Banks are able to change their Application Programming Interfaces (APIs) with just two weeks’ notice in what challenger finance firms see as a weakness in the open banking standard.
Ricky Knox, CEO and co-founder of Tandem Bank, told me the digital challenger in the UK initially tried to keep up with changes to APIs being introduced by banks through in-house resources, but had to employ the services of a third party such was the level of resource required.
Tandem is using the services of Token.io to deal with this, because of the resource challenge it was causing.

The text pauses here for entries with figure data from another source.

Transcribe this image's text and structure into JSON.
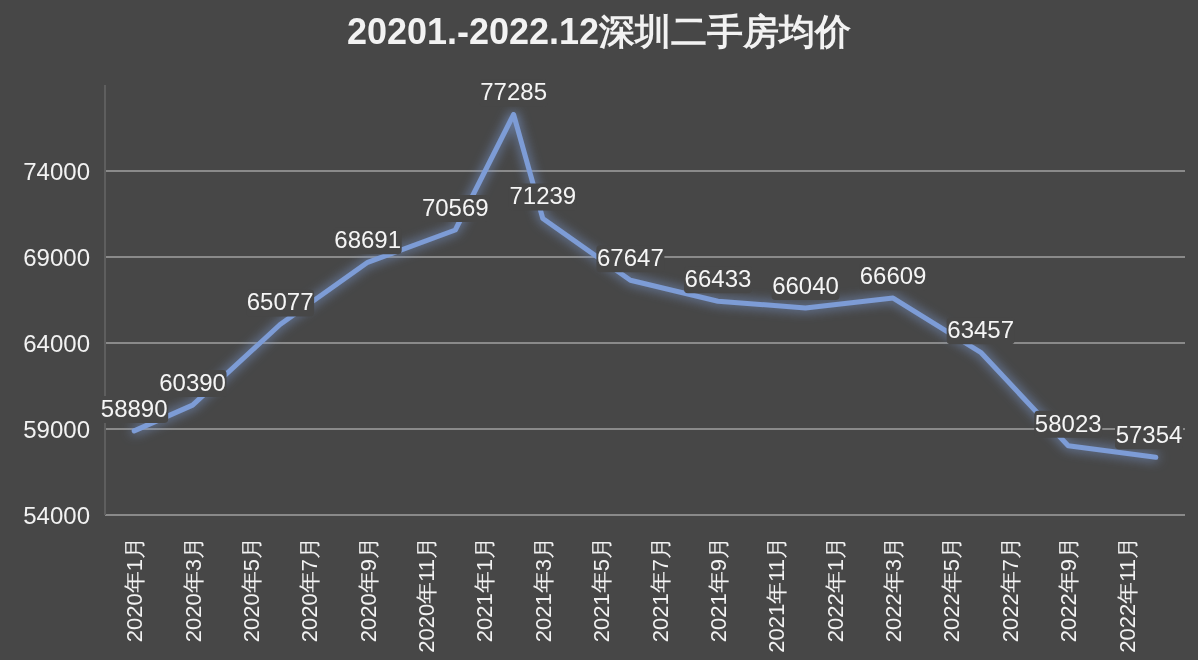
{
  "chart_data": {
    "type": "line",
    "title": "20201.-2022.12深圳二手房均价",
    "x": [
      "2020-01",
      "2020-03",
      "2020-06",
      "2020-09",
      "2020-12",
      "2021-02",
      "2021-03",
      "2021-06",
      "2021-09",
      "2021-12",
      "2022-03",
      "2022-06",
      "2022-09",
      "2022-12"
    ],
    "series": [
      {
        "color": "#7d9cd6",
        "values": [
          58890,
          60390,
          65077,
          68691,
          70569,
          77285,
          71239,
          67647,
          66433,
          66040,
          66609,
          63457,
          58023,
          57354
        ]
      }
    ],
    "xlim": [
      "2019-12",
      "2023-01"
    ],
    "xticks": [
      {
        "value": "2020-01",
        "label": "2020年1月"
      },
      {
        "value": "2020-03",
        "label": "2020年3月"
      },
      {
        "value": "2020-05",
        "label": "2020年5月"
      },
      {
        "value": "2020-07",
        "label": "2020年7月"
      },
      {
        "value": "2020-09",
        "label": "2020年9月"
      },
      {
        "value": "2020-11",
        "label": "2020年11月"
      },
      {
        "value": "2021-01",
        "label": "2021年1月"
      },
      {
        "value": "2021-03",
        "label": "2021年3月"
      },
      {
        "value": "2021-05",
        "label": "2021年5月"
      },
      {
        "value": "2021-07",
        "label": "2021年7月"
      },
      {
        "value": "2021-09",
        "label": "2021年9月"
      },
      {
        "value": "2021-11",
        "label": "2021年11月"
      },
      {
        "value": "2022-01",
        "label": "2022年1月"
      },
      {
        "value": "2022-03",
        "label": "2022年3月"
      },
      {
        "value": "2022-05",
        "label": "2022年5月"
      },
      {
        "value": "2022-07",
        "label": "2022年7月"
      },
      {
        "value": "2022-09",
        "label": "2022年9月"
      },
      {
        "value": "2022-11",
        "label": "2022年11月"
      }
    ],
    "ylim": [
      54000,
      79000
    ],
    "yticks": [
      54000,
      59000,
      64000,
      69000,
      74000
    ],
    "grid": "y",
    "data_labels": true,
    "line_style": "solid"
  }
}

“We tried doing that ourselves but we thought it would be different to the screen scraping so once you built it there would not be much maintenance. But that was not the case because the banks can give just two weeks’ notice and change anything they want in their APIs,” said Knox.
We had to have our own team working on that constantly readjusting and rebuilding our adaptors
He said banks have to comply with the basic structure but every two weeks they go and mess with their APIs. “To be fair not all the banks mess around quite as much but one of the failings of the open banking standard is allowing them to make changes with just two weeks’ notice.”
The EU’s Payment Services Directive (PSD2) as well as the Competition and Markets Authority’s (CMA) rules for open banking force banks to be capable of providing third-party financial services suppliers access to customer data, if the customer agrees, APIs.
Tandem Bank is a major challenger to traditional financial services firms. It currently offers a credit card, mortgages, savings, personal loans and is building a current account. It has over half a million customers. I recently met Knox and I will be publishing a more detailed article about Tandem soon
Knox is not alone in his view. Several fintechs I spoke to at the recent Innovate Finance Global Summit in London had similar issues.
Why are changes made so regularly. Are the banks trying to make life difficult?
One senior professional in the UK banking sector said he doubts the banks are doing this to thwart open banking, but rather it is the nature of the beast. “There are constantly changes being made at big banks, with a continuous flow of fixes. “They have thousands of changes every day, including bug fixes and performance improvements and. I am sure APIs are part of that.